Falls jetzt jemand immer noch nicht wissen sollte, was mit "Heiliger Geist" gemeint ist, durch Josef konnte er seither vielfach in Menschengestalt erscheinen! Mit der gleichen Berechtigung, mit der man Maria "Mutter Gottes" nennt, müsste man ihn "Vater des Heiligen Geistes" nennen.

Und was den "Fehltritt" der Maria betrifft, auch der hat eine hervorragende Tradition: Aus der Beziehung Abrahams zu seiner Sklavin ist der Vater eines großen Volks hervorgegangen, durch den Betrug Jakobs ist das messianische Erbe auf ihn übergewechselt, aus der Beziehung Davids zu Batseba (deren Mann David zuvor umbringen hat lassen, um sie zu kriegen) ist Salomo hervorgegangen und aus seiner Linie kommt, wie auch der Evangelist Matthäus zeigt, schließlich Josef, durch den es den eben beschriebenen neuen evolutionären Sprung in der "Heilsgeschichte" gegeben hat.
 
 
 
 

Was Papst Johannes Paul II. in seiner Enzyklika Redemptoris Custos (1986) über den "heiligen Josef" sagt, entspricht dem üblichen Verständnis des Mythos von der Jungfrauengeburt – aber ist dieser Mythos heute noch not-wenig oder zielführend, um eine innere Umkehr zu erreichen, wäre dafür die simple Realität heute nicht besser geeignet? Reicht die Großtat des Josef nicht? Für die Menschen der Zeit nach der Aufklärung kann der über viele Jahrhunderte hilfreiche Mythos zu einem Hindernis des Glaubens werden. Jesus erinnert uns, dass das Salz schal werden kann.

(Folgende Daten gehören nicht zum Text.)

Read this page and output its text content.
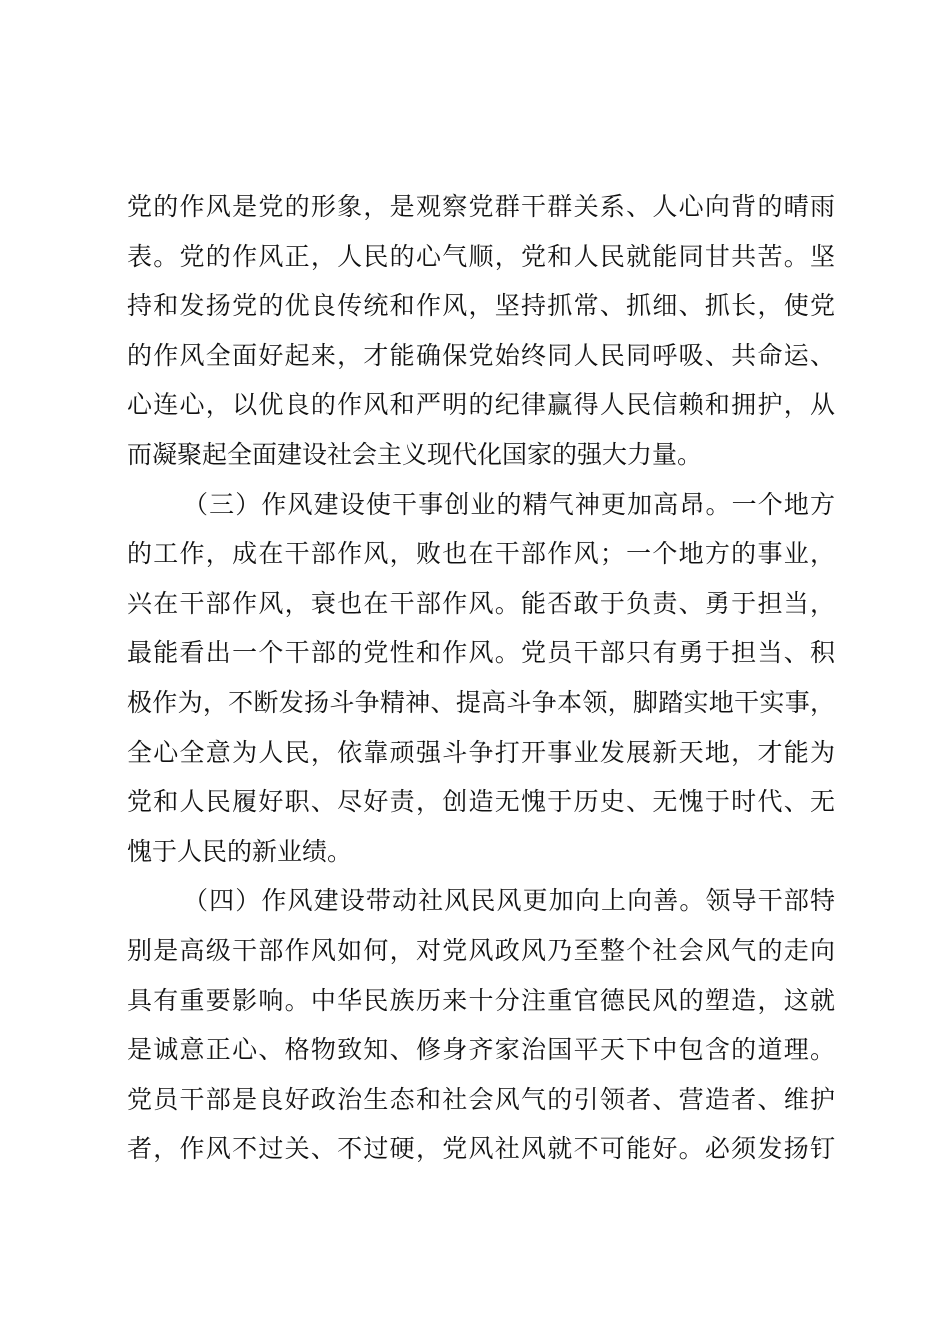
党的作风是党的形象，是观察党群干群关系、人心向背的晴雨
表。党的作风正，人民的心气顺，党和人民就能同甘共苦。坚
持和发扬党的优良传统和作风，坚持抓常、抓细、抓长，使党
的作风全面好起来，才能确保党始终同人民同呼吸、共命运、
心连心，以优良的作风和严明的纪律赢得人民信赖和拥护，从
而凝聚起全面建设社会主义现代化国家的强大力量。
（三）作风建设使干事创业的精气神更加高昂。一个地方
的工作，成在干部作风，败也在干部作风；一个地方的事业，
兴在干部作风，衰也在干部作风。能否敢于负责、勇于担当，
最能看出一个干部的党性和作风。党员干部只有勇于担当、积
极作为，不断发扬斗争精神、提高斗争本领，脚踏实地干实事，
全心全意为人民，依靠顽强斗争打开事业发展新天地，才能为
党和人民履好职、尽好责，创造无愧于历史、无愧于时代、无
愧于人民的新业绩。
（四）作风建设带动社风民风更加向上向善。领导干部特
别是高级干部作风如何，对党风政风乃至整个社会风气的走向
具有重要影响。中华民族历来十分注重官德民风的塑造，这就
是诚意正心、格物致知、修身齐家治国平天下中包含的道理。
党员干部是良好政治生态和社会风气的引领者、营造者、维护
者，作风不过关、不过硬，党风社风就不可能好。必须发扬钉
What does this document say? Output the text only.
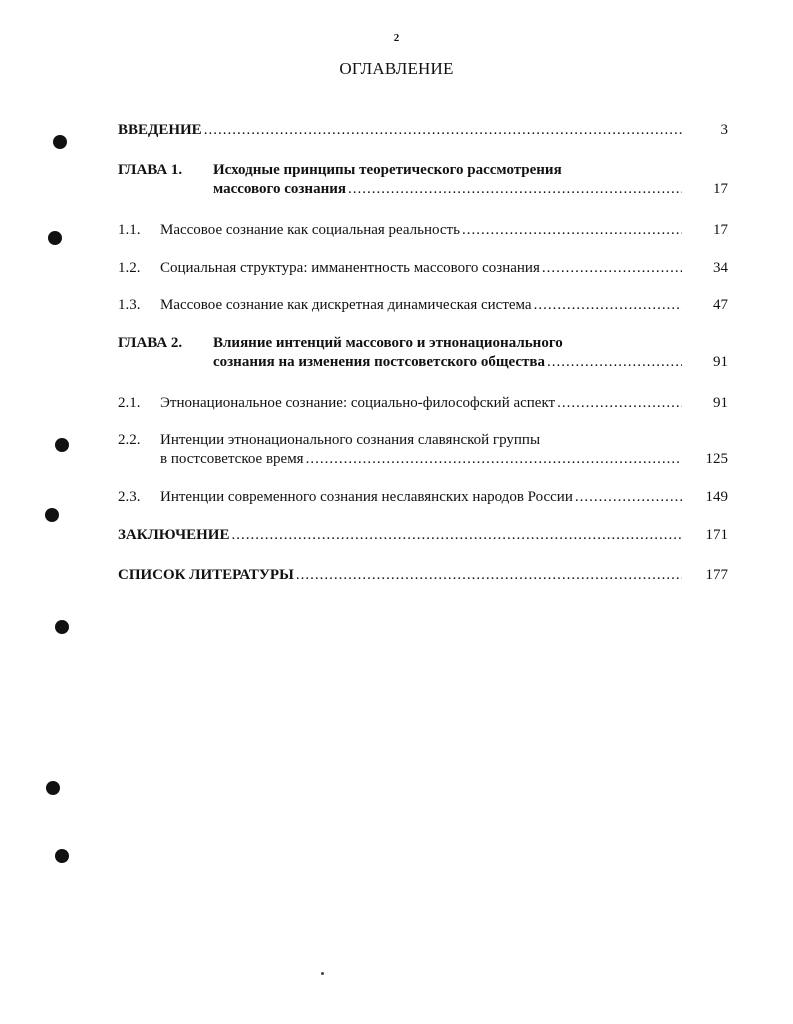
2
ОГЛАВЛЕНИЕ
ВВЕДЕНИЕ .....	3
ГЛАВА 1.	Исходные принципы теоретического рассмотрения
массового сознания .....	17
1.1.	Массовое сознание как социальная реальность .....	17
1.2.	Социальная структура: имманентность массового сознания .....	34
1.3.	Массовое сознание как дискретная динамическая система .....	47
ГЛАВА 2.	Влияние интенций массового и этнонационального
сознания на изменения постсоветского общества .....	91
2.1.	Этнонациональное сознание: социально-философский аспект .....	91
2.2.	Интенции этнонационального сознания славянской группы
в постсоветское время .....	125
2.3.	Интенции современного сознания неславянских народов России .....	149
ЗАКЛЮЧЕНИЕ .....	171
СПИСОК ЛИТЕРАТУРЫ .....	177
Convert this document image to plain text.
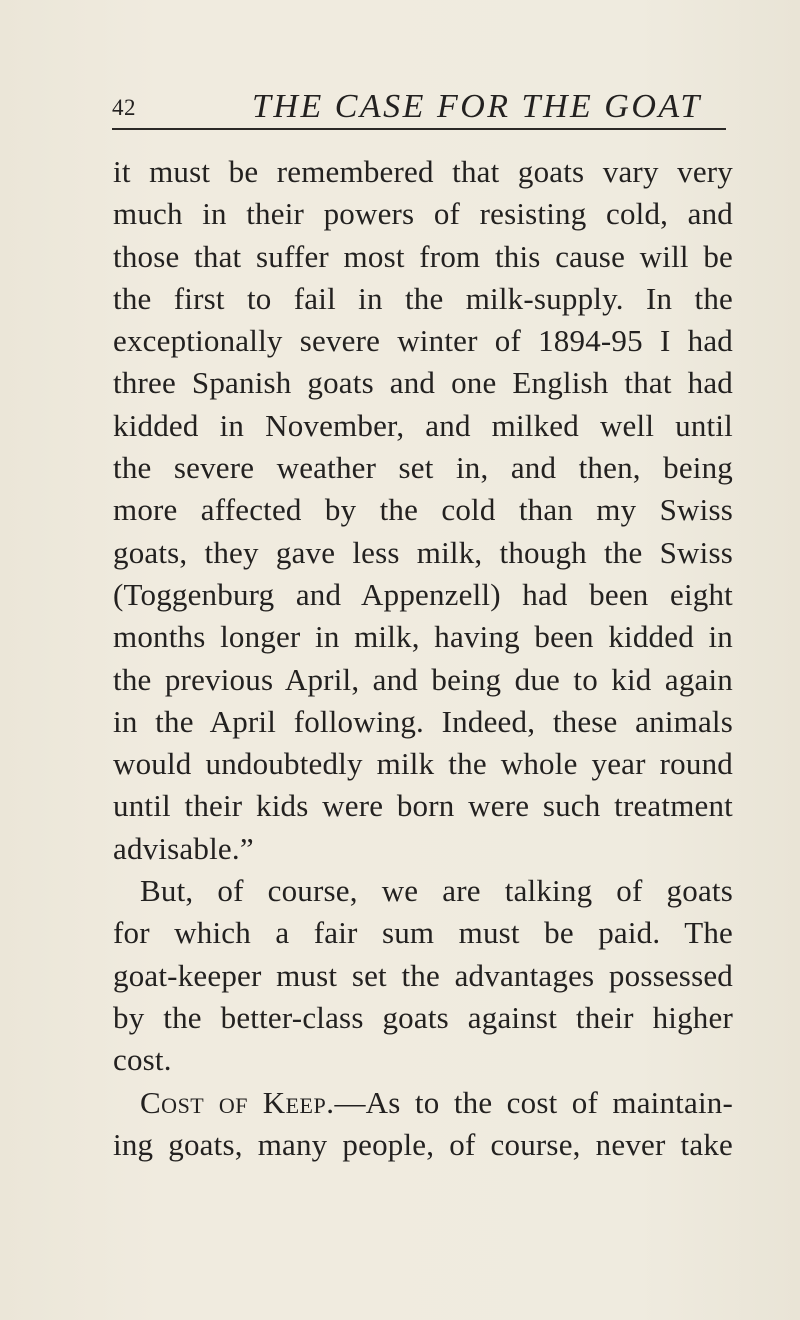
42	THE CASE FOR THE GOAT
it must be remembered that goats vary very
much in their powers of resisting cold, and
those that suffer most from this cause will be
the first to fail in the milk-supply. In the
exceptionally severe winter of 1894-95 I had
three Spanish goats and one English that had
kidded in November, and milked well until
the severe weather set in, and then, being
more affected by the cold than my Swiss
goats, they gave less milk, though the Swiss
(Toggenburg and Appenzell) had been eight
months longer in milk, having been kidded in
the previous April, and being due to kid again
in the April following. Indeed, these animals
would undoubtedly milk the whole year round
until their kids were born were such treatment
advisable.”
But, of course, we are talking of goats
for which a fair sum must be paid. The
goat-keeper must set the advantages possessed
by the better-class goats against their higher
cost.
Cost of Keep.—As to the cost of maintain-
ing goats, many people, of course, never take
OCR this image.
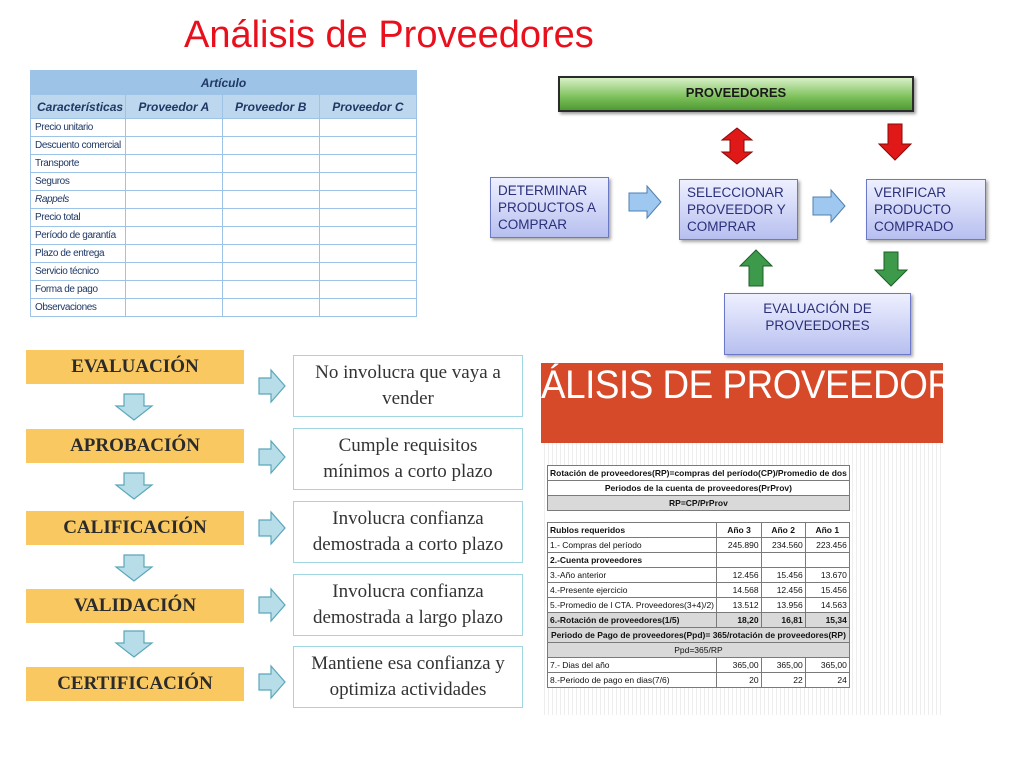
Análisis de Proveedores
Artículo			
Características	Proveedor A	Proveedor B	Proveedor C
Precio unitario			
Descuento comercial			
Transporte			
Seguros			
Rappels			
Precio total			
Período de garantía			
Plazo de entrega			
Servicio técnico			
Forma de pago			
Observaciones			
PROVEEDORES
DETERMINAR
PRODUCTOS A
COMPRAR
SELECCIONAR
PROVEEDOR Y
COMPRAR
VERIFICAR
PRODUCTO
COMPRADO
EVALUACIÓN DE
PROVEEDORES
EVALUACIÓN
APROBACIÓN
CALIFICACIÓN
VALIDACIÓN
CERTIFICACIÓN
No involucra que vaya a
vender
Cumple requisitos
mínimos a corto plazo
Involucra confianza
demostrada a corto plazo
Involucra confianza
demostrada a largo plazo
Mantiene esa confianza y
optimiza actividades
ÁLISIS DE PROVEEDORES
Rotación de proveedores(RP)=compras del período(CP)/Promedio de dos			
Periodos de la cuenta de proveedores(PrProv)			
RP=CP/PrProv			

Rublos requeridos	Año 3	Año 2	Año 1
1.- Compras del período	245.890	234.560	223.456
2.-Cuenta proveedores			
3.-Año anterior	12.456	15.456	13.670
4.-Presente ejercicio	14.568	12.456	15.456
5.-Promedio de l CTA. Proveedores(3+4)/2)	13.512	13.956	14.563
6.-Rotación de proveedores(1/5)	18,20	16,81	15,34
Periodo de Pago de proveedores(Ppd)= 365/rotación de proveedores(RP)			
Ppd=365/RP			
7.- Dias del año	365,00	365,00	365,00
8.-Periodo de pago en dias(7/6)	20	22	24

(Den vollständigen Text der Enzyklika finden Sie unter http://www.stjosef.at/dokumente/custos.htm)

 

PS:

Gewissermaßen anlässlich seines Namenstages präsentierte ich unter anderem diesen Artikel dem Präfekten der Glaubenskongregation, Kardinal Josef Ratzinger und ich bekam eine sehr freundliche Antwort durch seinen Sekretär, Prälat Dr. Josef Clemens. Was den obigen Artikel betrifft, schrieb er: "Nicht verhehlen möchte ich bei dieser Gelegenheit allerdings, dass Ihr Beitrag "Josef - Urheber des Christentums..." nicht nur bedenklich, sondern gänzlich unannehmbar ist." [Vatikanstadt, 8. Mai 2000]

Und ich möchte Ihnen, liebe Leser, nicht verhehlen, dass mir vollkommen klar ist, dass meine Vorgehensweise - nämlich eine Legende (die biblische Josefsgeschichte) als Fakt zu behandeln - theologisch tatsächlich völlig illegitim ist, aber auch nicht illegitimer als die ursprüngliche Bildung der Legende im ersten Jahrhundert und - möglicherweise - genauso "vom Heiligen Geist diktiert".